Eldercare Specialists Give Personalized Help
Educating, coordinating, facilitating
Finding Answers
“Educate, coordinate, and facilitate”—that’s what Aging with Grace workers do. Educate people on their options, coordinate their care, and help make it happen. Patricia Grace’s hope is that her company can help people “along the entire continuum of care.” She’ll try to find the correct provider for the specific situation, since “not all providers provide the same level of service.”
But she also cautions that people’s expectations may not be realistic when it comes to elder housing. “People look at assisted living and think dad can ring a buzzer and a nurse . . . will sweep into the room and ask, ‘What can I get you today?’” she said. “So we spend a great deal of time educating people on what they can expect.”

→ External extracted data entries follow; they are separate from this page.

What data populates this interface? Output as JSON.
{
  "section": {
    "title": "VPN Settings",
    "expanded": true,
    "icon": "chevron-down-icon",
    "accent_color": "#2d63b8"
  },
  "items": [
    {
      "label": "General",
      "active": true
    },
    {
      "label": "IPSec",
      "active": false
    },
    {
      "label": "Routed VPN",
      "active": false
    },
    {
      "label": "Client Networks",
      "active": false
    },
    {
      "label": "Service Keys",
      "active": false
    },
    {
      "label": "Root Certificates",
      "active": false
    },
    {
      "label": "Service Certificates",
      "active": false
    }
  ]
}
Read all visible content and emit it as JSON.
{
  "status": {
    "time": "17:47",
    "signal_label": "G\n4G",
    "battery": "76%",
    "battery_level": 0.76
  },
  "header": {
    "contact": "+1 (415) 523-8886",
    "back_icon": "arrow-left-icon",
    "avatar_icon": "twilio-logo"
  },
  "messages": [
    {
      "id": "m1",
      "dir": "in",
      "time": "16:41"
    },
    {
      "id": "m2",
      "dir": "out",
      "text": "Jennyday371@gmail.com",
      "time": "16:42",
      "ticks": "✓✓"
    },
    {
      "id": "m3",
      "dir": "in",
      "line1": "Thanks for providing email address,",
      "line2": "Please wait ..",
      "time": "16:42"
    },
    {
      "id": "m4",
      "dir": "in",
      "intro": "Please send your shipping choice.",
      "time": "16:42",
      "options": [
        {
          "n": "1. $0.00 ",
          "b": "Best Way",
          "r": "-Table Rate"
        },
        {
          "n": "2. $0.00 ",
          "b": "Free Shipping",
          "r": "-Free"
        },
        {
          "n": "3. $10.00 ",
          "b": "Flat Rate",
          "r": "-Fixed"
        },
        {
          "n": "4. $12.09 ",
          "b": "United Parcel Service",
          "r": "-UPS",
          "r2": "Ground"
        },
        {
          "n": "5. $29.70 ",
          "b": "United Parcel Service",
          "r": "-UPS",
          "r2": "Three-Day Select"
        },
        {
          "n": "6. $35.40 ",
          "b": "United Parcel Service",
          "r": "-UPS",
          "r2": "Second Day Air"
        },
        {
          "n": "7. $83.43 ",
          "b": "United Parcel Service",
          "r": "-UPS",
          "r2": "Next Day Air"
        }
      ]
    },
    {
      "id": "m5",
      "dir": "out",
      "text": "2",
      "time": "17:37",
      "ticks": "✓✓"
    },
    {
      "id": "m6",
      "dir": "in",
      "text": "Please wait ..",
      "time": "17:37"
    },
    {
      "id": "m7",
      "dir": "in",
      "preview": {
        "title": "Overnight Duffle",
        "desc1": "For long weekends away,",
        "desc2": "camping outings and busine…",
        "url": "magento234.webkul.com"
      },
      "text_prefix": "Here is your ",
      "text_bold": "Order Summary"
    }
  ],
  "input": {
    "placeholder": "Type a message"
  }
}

Families sometimes get hostile when a facility recommends that a parent move to the next level of care. “If dad has dementia and is wandering . . . he’ll be recommended to the dementia unit. But families fight that tooth and nail,” she said. “When that facility recommends your parent has to move to the next level (where care is more appropriate), you have to listen to that. Families don’t want to do that.” So she will work to help them understand why that person has to move.
It’s the “stigma attached,” she says, the perception, that causes the resistance. “They don’t want mom to be in the dementia care unit. . . . When we start to peel back the layers and ask more questions, it’s not always that the parent is so adamant about not moving, it’s the adult child who’s adamant about not moving. So you’re dealing with a tremendous amount of dynamics.”